Building business credit pays off. Great business credit scores help a company get loans. Your loan provider knows the small business can pay its financial obligations. They understand the business is for real.
The company’s EIN connects to high scores and loan providers won’t feel the need to call for a personal guarantee.
Business credit is an asset which can help your company in years to come.
Want to start a new business someplace else in America? Then check out our handy guide to starting a business in any state in the country.
Idaho’s Response to COVID-19
How is Idaho is handling COVID-19? On March 13, Governor Brad Little declared a state of emergency. The Governor also created a Coronavirus Working Group. So this group meets at least weekly to support the work of Idaho’s public health agencies. And they will increase coordination and communication around the many aspects of the issue.

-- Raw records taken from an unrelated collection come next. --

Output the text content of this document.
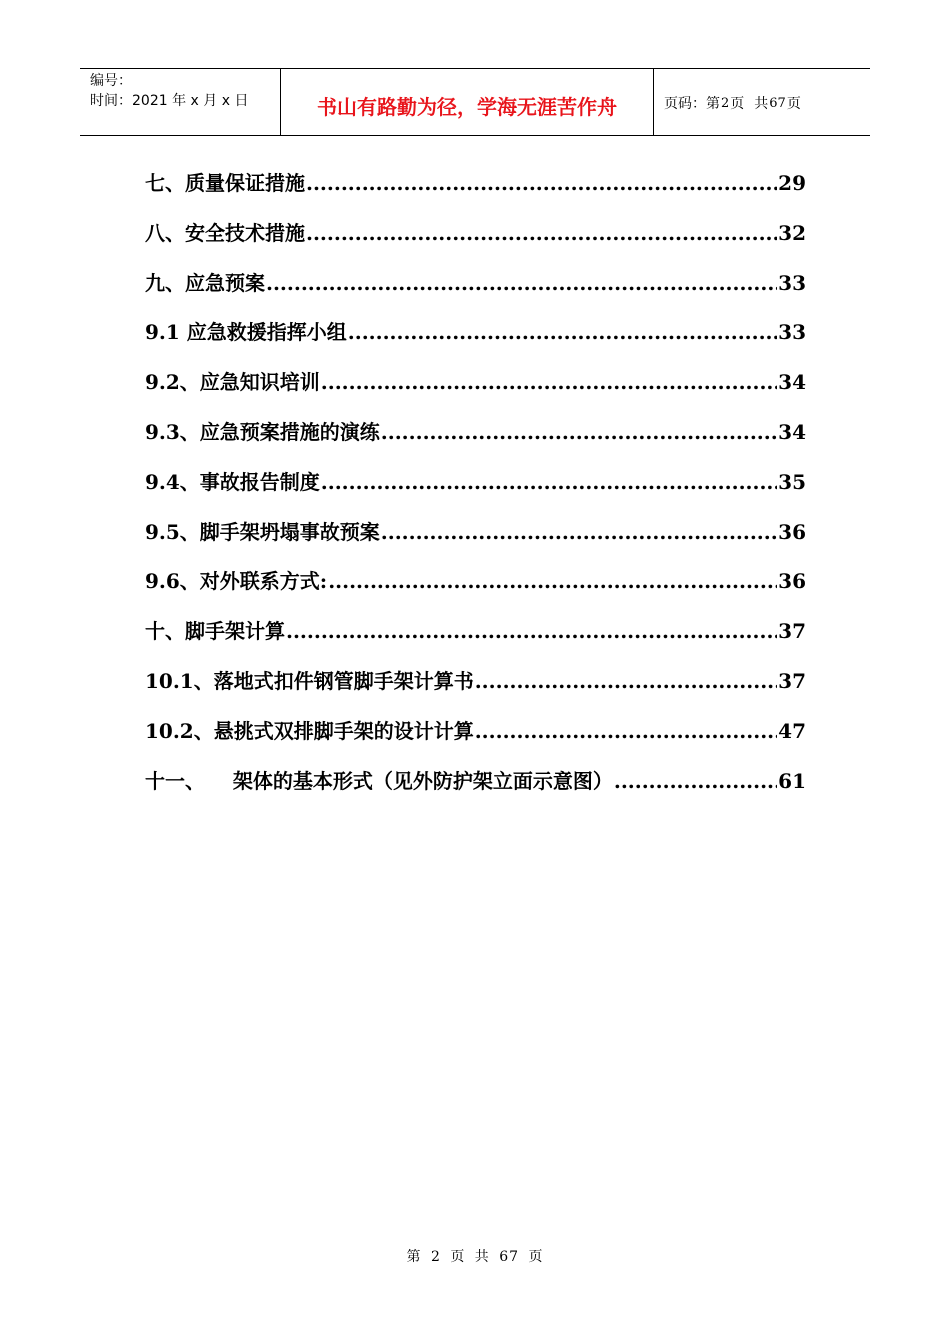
编号：
时间：2021 年 x 月 x 日	书山有路勤为径，学海无涯苦作舟	页码：第 2 页 共 67 页
七、质量保证措施 .....	29
八、安全技术措施 .....	32
九、应急预案 .....	33
9.1 应急救援指挥小组 .....	33
9.2、应急知识培训 .....	34
9.3、应急预案措施的演练 .....	34
9.4、事故报告制度 .....	35
9.5、脚手架坍塌事故预案 .....	36
9.6、对外联系方式: .....	36
十、脚手架计算 .....	37
10.1、落地式扣件钢管脚手架计算书 .....	37
10.2、悬挑式双排脚手架的设计计算 .....	47
十一、    架体的基本形式（见外防护架立面示意图） .....	61
第 2 页 共 67 页
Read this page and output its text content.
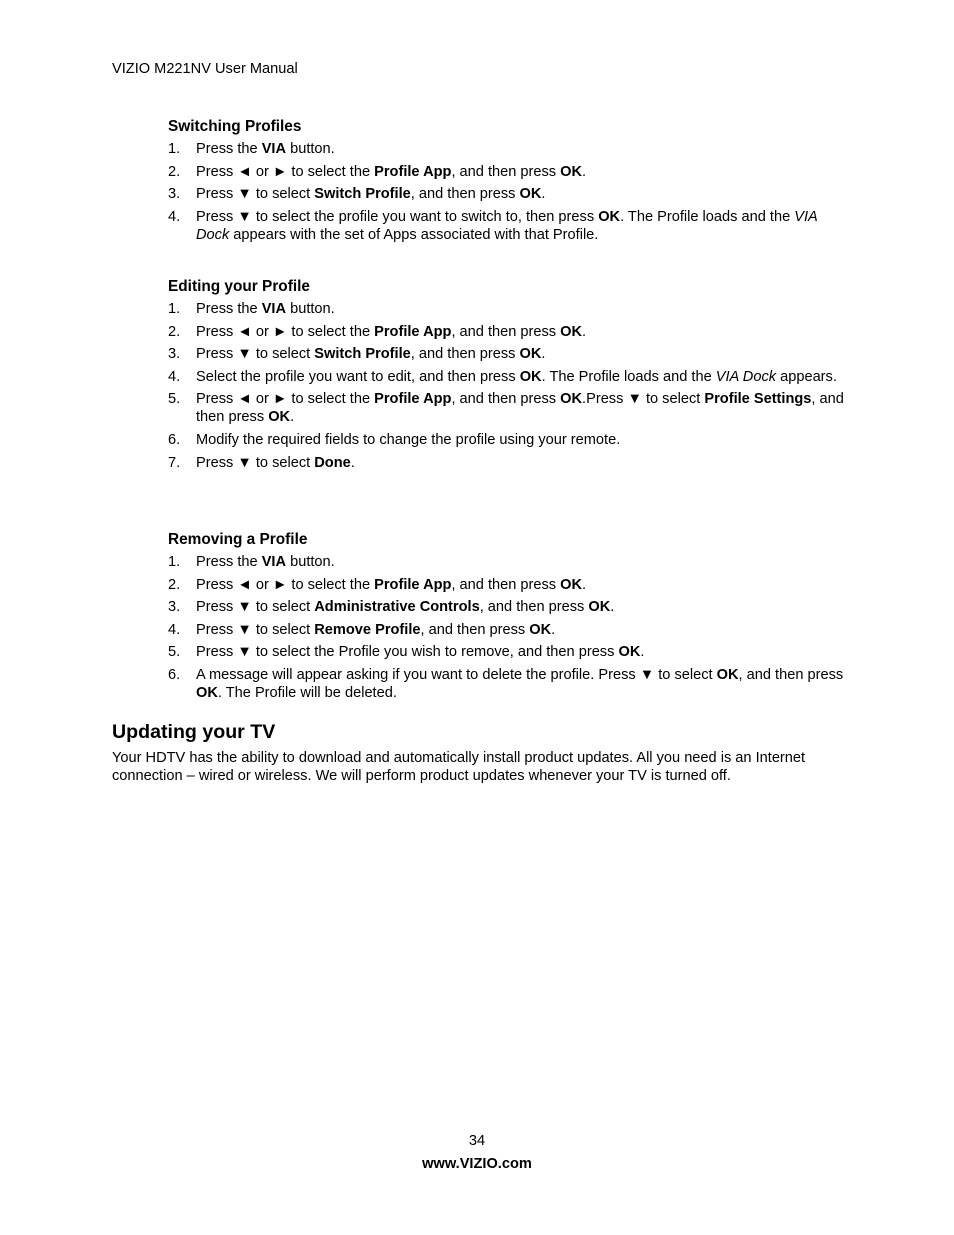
VIZIO M221NV User Manual
Switching Profiles
1. Press the VIA button.
2. Press ◄ or ► to select the Profile App, and then press OK.
3. Press ▼ to select Switch Profile, and then press OK.
4. Press ▼ to select the profile you want to switch to, then press OK. The Profile loads and the VIA Dock appears with the set of Apps associated with that Profile.
Editing your Profile
1. Press the VIA button.
2. Press ◄ or ► to select the Profile App, and then press OK.
3. Press ▼ to select Switch Profile, and then press OK.
4. Select the profile you want to edit, and then press OK. The Profile loads and the VIA Dock appears.
5. Press ◄ or ► to select the Profile App, and then press OK.Press ▼ to select Profile Settings, and then press OK.
6. Modify the required fields to change the profile using your remote.
7. Press ▼ to select Done.
Removing a Profile
1. Press the VIA button.
2. Press ◄ or ► to select the Profile App, and then press OK.
3. Press ▼ to select Administrative Controls, and then press OK.
4. Press ▼ to select Remove Profile, and then press OK.
5. Press ▼ to select the Profile you wish to remove, and then press OK.
6. A message will appear asking if you want to delete the profile. Press ▼ to select OK, and then press OK. The Profile will be deleted.
Updating your TV

Your HDTV has the ability to download and automatically install product updates. All you need is an Internet connection – wired or wireless. We will perform product updates whenever your TV is turned off.

34
www.VIZIO.com
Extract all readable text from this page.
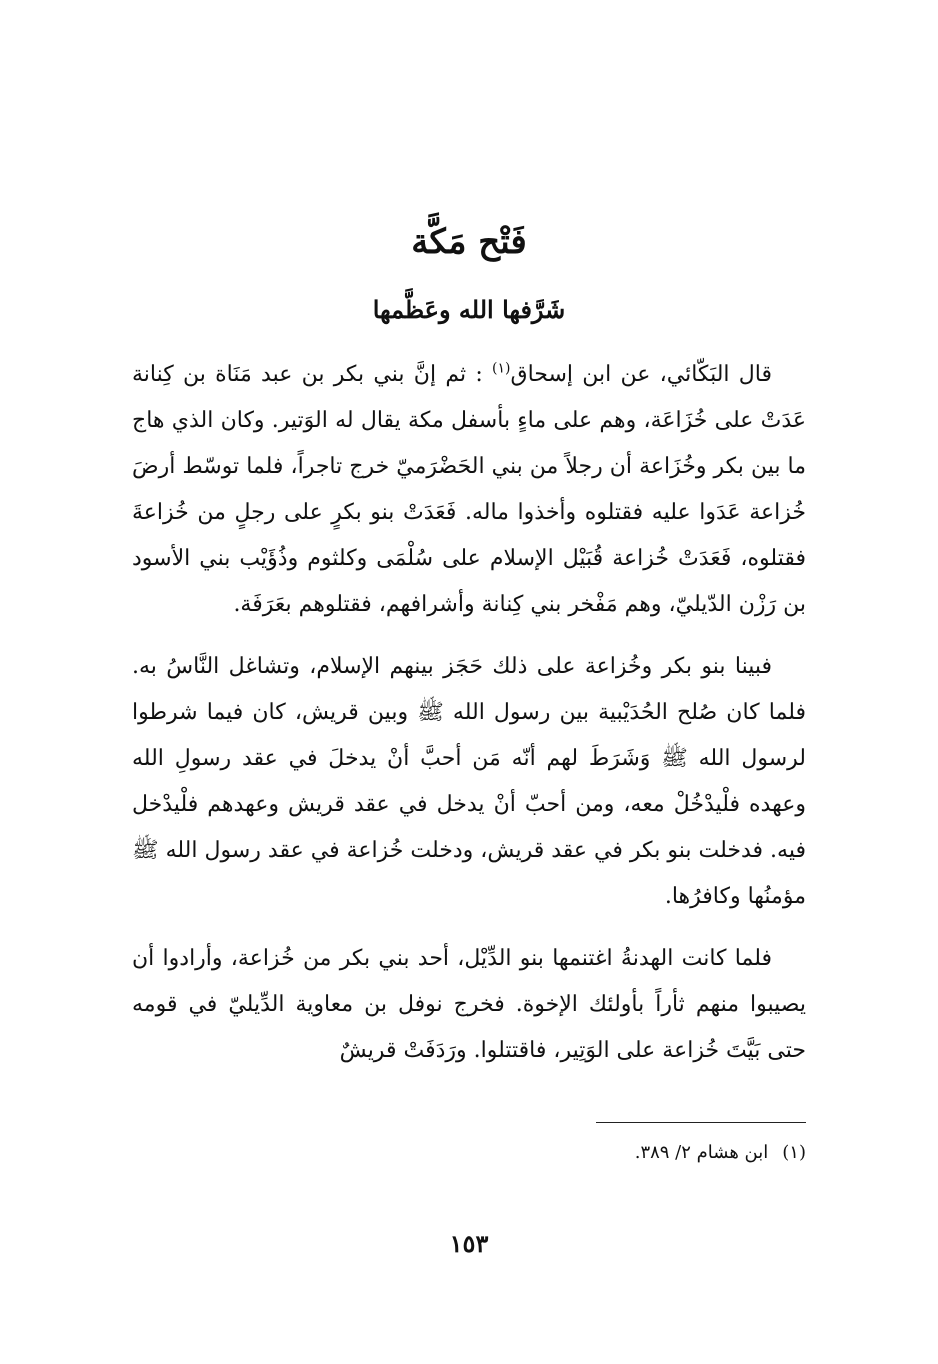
فَتْح مَكَّة
شَرَّفها الله وعَظَّمها

قال البَكّائي، عن ابن إسحاق$^{(١)}$ : ثم إنَّ بني بكر بن عبد مَنَاة بن كِنانة عَدَتْ على خُزَاعَة، وهم على ماءٍ بأسفل مكة يقال له الوَتير. وكان الذي هاج ما بين بكر وخُزَاعة أن رجلاً من بني الحَضْرَميّ خرج تاجراً، فلما توسّط أرضَ خُزاعة عَدَوا عليه فقتلوه وأخذوا ماله. فَعَدَتْ بنو بكرٍ على رجلٍ من خُزاعةَ فقتلوه، فَعَدَتْ خُزاعة قُبَيْل الإسلام على سُلْمَى وكلثوم وذُؤَيْب بني الأسود بن رَزْن الدّيليّ، وهم مَفْخر بني كِنانة وأشرافهم، فقتلوهم بعَرَفَة.

فبينا بنو بكر وخُزاعة على ذلك حَجَز بينهم الإسلام، وتشاغل النَّاسُ به. فلما كان صُلح الحُدَيْبية بين رسول الله ﷺ وبين قريش، كان فيما شرطوا لرسول الله ﷺ وَشَرَطَ لهم أنّه مَن أحبَّ أنْ يدخلَ في عقد رسولِ الله وعهده فلْيدْخُلْ معه، ومن أحبّ أنْ يدخل في عقد قريش وعهدهم فلْيدْخل فيه. فدخلت بنو بكر في عقد قريش، ودخلت خُزاعة في عقد رسول الله ﷺ مؤمنُها وكافرُها.

فلما كانت الهدنةُ اغتنمها بنو الدِّيْل، أحد بني بكر من خُزاعة، وأرادوا أن يصيبوا منهم ثأراً بأولئك الإخوة. فخرج نوفل بن معاوية الدِّيليّ في قومه حتى بَيَّتَ خُزاعة على الوَتِير، فاقتتلوا. ورَدَفَتْ قريشٌ

(١)ابن هشام ٢/ ٣٨٩.
١٥٣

The Joint Finance-Appropriations Committee approved Governor Brad Little’s request to transfer $2 million to the Governor’s Emergency Fund to help in Idaho’s response. But it does not appear that they have earmarked these funds at all for small businesses. This may change in time.
On April 21, it was reported that some of the CARES Act funding in Idaho is going to large companies and not the small businesses for which the money is intended.